Through the glass doors, I see my mom talking to Robert Peterson, who dresses like a banker. He also uses an unlit pipe for a prop. It’s impossible to fit in here. People prize their own superiority so much that the social atmosphere stinks of five thousand geniuses stacked on totem poles.

My mom has gotten Robert to laugh for real. I’ve only seen him fake-laugh. It’s getting dark and the rain hits in horizontal sheets. I better go in, before she makes Robert laugh again. She hurries over to hug me, not caring that my clothes are soaked.

Shit, did I really push my hand in her face? Like: “Halt!” She doesn’t care; she’s touching my shoulders and saying how much she loves me and I’m shrinking back, gritting my teeth. “Quit talking. People can hear.”

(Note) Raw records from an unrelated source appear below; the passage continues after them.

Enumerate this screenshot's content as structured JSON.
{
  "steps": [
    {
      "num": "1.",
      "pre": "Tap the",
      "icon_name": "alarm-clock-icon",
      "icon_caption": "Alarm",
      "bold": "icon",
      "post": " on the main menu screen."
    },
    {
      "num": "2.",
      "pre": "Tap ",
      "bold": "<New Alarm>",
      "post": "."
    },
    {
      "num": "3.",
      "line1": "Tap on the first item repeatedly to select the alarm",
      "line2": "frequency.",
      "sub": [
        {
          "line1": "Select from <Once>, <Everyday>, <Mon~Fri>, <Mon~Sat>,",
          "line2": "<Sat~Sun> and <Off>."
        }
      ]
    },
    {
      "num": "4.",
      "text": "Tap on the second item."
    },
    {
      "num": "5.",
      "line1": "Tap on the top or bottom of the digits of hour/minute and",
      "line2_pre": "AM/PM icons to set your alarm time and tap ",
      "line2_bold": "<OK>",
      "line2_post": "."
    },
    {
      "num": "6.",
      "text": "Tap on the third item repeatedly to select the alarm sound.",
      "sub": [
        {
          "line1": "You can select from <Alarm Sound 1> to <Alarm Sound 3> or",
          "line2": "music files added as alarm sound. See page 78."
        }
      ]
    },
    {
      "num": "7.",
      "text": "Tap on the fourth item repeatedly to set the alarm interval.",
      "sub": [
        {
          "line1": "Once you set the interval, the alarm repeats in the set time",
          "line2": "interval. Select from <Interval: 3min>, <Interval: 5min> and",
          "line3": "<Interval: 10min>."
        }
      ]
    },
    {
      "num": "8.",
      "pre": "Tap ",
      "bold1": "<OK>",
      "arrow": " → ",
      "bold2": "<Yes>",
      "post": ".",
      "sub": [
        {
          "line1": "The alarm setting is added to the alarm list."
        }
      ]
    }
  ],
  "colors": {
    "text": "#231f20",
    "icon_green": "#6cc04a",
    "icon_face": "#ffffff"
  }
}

We stay at a “Bed and Breakfast,” meaning someone’s house, which creeps me out, but anything’s better than the dorm. Without my roommate weeping and eating, I sleep late. My mom’s already dressed and reading The New Yorker. 

“They left out muffins and coffee for you.”

“I’ll eat later. Whoa! It really felt good  to sleep.”

It’s stopped raining and the fog is chest high. I ask her if we can walk back. “Before I have to reconfigure myself into that capsule.”

She smiles her sympathetic smile. “That bad?”

It’s great to be outside. We trudge along hills swathed in fog—no distinct sun in the sky, just this thin, tight light. My mom says she’ll remember this, the trees dripping and sighing in the cold, fresh, highly condensed air.

“We could be walking back a hundred years,” she says, “or ahead.”

“We could end up anywhere.”

And then my mom says the perfect thing. She says, “What if we end up someplace we can only find in our minds? When we’re off guard.” 

Wouldn’t that be sweet? My mom and I wandering off somewhere unguarded, and until then, undiscovered.